Bir Turnuva Nasıl Yapılmaz?


 Hafta boyunca çiçeği burnunda çim kort turnuvamız Antalya Açık'ı izlerken bir yandan da başlıktaki sorunun cevaplarını öğrenmiş olduk. Gerçi turnuva henüz bitmiş değil ama sağ olsun şimdiden mebzul miktarda malzeme sundu bizlere.

 İsterseniz en çok aşina olduğumuz meseleden başlayalım
yazmaya. Öyle ki İstanbul Cup ve İstanbul Açık'taki seyirci kıtlığından yakınan kimselerin artık Antalya Açık adında yeni bir dert kaynağı daha var. İstanbul'daki boş tribünlere ilişkin kaleme aldığım son yazıda çok yalın bir gerçeklikten söz etmiştim hatırlarsanız: İnsanların para ödeyerek katıldıkları bir etkinlikte aradıkları tek şey hoş vakit geçirmektir. Fakat anladığım kadarıyla Türkiye'deki turnuvaları organize edenler, tenisseverlere işkence çektirmekten garip bir haz duyuyor. Yoksa çöl sıcaklarının ortasında konuşlanmış bir tesiste tribünlerin çatısız olmasını başka bir nedenle açıklayamayız.

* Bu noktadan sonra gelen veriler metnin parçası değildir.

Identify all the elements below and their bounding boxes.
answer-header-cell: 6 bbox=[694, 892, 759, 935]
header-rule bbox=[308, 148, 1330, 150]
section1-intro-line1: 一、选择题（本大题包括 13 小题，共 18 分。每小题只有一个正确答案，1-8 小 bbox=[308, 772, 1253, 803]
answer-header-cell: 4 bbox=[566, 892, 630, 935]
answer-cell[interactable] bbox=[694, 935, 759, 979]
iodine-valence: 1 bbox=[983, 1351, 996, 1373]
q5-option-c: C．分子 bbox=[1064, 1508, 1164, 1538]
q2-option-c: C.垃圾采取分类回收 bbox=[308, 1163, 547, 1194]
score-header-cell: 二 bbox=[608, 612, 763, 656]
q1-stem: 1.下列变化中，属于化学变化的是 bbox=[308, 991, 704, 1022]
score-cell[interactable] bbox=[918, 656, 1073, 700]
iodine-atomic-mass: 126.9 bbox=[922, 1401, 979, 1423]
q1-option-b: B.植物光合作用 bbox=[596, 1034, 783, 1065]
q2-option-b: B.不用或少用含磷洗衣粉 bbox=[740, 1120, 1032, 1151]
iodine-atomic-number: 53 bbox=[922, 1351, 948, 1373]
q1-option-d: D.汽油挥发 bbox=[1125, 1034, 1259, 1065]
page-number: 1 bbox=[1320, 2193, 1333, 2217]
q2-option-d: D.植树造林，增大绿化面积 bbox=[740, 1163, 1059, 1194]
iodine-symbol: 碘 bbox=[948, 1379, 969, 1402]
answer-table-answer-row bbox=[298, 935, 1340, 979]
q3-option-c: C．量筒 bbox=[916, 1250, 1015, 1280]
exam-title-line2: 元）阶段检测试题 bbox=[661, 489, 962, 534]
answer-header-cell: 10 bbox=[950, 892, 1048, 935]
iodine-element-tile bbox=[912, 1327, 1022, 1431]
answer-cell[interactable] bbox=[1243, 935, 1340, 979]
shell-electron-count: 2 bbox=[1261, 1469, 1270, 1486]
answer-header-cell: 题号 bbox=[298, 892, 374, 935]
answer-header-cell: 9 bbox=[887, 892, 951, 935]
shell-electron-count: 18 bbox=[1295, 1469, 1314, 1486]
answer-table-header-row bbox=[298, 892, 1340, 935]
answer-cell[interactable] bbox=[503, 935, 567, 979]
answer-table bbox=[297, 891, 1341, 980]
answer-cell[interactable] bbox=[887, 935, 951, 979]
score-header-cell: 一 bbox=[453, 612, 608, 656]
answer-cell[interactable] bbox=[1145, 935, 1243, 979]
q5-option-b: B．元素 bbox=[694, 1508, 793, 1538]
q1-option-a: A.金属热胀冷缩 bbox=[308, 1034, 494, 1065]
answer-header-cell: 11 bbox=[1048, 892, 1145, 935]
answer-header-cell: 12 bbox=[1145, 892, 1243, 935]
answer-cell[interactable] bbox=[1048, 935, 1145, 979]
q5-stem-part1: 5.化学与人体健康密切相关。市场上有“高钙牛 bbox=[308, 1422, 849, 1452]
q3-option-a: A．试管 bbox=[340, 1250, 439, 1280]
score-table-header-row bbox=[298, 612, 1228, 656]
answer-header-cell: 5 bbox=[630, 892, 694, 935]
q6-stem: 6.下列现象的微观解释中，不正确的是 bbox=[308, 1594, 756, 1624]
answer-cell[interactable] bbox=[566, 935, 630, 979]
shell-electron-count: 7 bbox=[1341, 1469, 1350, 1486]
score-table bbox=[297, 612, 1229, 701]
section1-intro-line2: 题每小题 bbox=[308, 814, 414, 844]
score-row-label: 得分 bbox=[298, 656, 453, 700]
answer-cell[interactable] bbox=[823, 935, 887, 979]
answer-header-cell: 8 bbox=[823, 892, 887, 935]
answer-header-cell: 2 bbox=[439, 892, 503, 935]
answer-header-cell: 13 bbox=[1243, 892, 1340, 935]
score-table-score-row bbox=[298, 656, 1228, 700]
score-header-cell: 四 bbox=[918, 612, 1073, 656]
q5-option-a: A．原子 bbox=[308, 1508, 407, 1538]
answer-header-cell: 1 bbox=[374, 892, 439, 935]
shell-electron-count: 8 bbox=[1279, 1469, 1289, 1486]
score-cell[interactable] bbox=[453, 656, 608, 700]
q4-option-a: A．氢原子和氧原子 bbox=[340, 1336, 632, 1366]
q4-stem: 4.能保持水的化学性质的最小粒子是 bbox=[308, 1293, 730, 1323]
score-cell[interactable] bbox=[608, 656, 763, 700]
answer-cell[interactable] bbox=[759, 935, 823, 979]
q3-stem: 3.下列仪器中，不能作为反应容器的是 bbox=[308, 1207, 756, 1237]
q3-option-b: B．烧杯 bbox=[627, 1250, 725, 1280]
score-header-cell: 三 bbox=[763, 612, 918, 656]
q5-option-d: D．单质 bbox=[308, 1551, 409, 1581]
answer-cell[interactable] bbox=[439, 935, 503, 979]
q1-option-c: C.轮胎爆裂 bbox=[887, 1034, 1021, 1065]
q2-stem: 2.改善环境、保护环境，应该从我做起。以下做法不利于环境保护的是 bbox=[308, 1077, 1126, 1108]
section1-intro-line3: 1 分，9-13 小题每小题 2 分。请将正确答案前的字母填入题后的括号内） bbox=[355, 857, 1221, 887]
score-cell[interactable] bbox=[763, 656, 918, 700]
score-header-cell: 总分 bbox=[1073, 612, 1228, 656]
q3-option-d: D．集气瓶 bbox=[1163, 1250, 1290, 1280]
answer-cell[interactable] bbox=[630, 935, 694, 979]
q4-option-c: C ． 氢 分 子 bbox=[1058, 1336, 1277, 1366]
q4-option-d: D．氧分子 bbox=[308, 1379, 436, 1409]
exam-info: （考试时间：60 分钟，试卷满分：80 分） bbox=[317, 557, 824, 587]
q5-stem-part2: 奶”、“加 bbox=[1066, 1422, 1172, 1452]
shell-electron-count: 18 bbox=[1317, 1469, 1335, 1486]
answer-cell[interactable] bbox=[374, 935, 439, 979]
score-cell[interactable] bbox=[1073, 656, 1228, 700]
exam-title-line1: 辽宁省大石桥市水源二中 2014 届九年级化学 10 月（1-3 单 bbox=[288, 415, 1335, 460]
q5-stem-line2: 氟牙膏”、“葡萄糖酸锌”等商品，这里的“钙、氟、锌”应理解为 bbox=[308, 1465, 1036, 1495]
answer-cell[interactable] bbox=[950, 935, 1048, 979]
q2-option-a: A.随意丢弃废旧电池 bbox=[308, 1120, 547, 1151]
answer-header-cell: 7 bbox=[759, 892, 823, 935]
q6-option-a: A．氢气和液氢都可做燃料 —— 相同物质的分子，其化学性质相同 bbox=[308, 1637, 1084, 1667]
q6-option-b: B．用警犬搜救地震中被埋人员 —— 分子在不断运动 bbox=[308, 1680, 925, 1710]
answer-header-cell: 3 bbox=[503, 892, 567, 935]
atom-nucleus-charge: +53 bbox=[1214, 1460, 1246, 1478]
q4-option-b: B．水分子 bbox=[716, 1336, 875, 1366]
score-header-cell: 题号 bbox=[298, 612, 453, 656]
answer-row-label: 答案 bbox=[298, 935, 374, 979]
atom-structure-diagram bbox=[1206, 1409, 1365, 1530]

 Evvelden de söylemiştim, seyircisizlik, bu seviyedeki hemen her turnuvada yaşanabilecek bir problemdir. Fakat antrenman kortlarından birindeki geri çizginin zikzak yapması kelimenin tam anlamıyla skandaldır. Bugünkü Baghdatis-Sugita maçında yaşananlarsa organizasyonun deyim yerindeyse tüyü diktiği an oldu. Turnuvanın boyu bu kadar kısalmış ve tribünler bomboşken sıcaklığın 40 derecenin üzerinde seyrettiği bir havada tenisçileri sabahın erken saatlerinde korta sürmek ancak bir akıl tutulmasıyla izah edilebilir!

 Tüm bu rezaletler, bu turnuvanın organizasyonunda görev alanların ne kadar kifayetsiz olduklarının da birer kanıtı aslında. Ama ne gam! Zira utanmazlık, bizim memleketin geçer akçesi bir süredir. Öyle olmasa TTF, bugünkü basın bülteninde Baghdatis'in neden "maçı bıraktığını" da yazardı.

17 Haziran 2017

Neden Letonya Bile Olamıyoruz?


 Bu ülkede söz konusu spor olduğunda sıklıkla düşülen bir hata var. O da sporun ülkenin genel ikliminden hiç ama hiç etkilenmeyen, adeta korunaklı bir alan olduğunu sanmak. Halbuki spor da tıpkı diğer alanlar gibi bir ülkenin mikrokozmosudur. Hâliyle bir ülkenin sporu, o ülkenin genel vaziyetinin de bir yansımasıdır.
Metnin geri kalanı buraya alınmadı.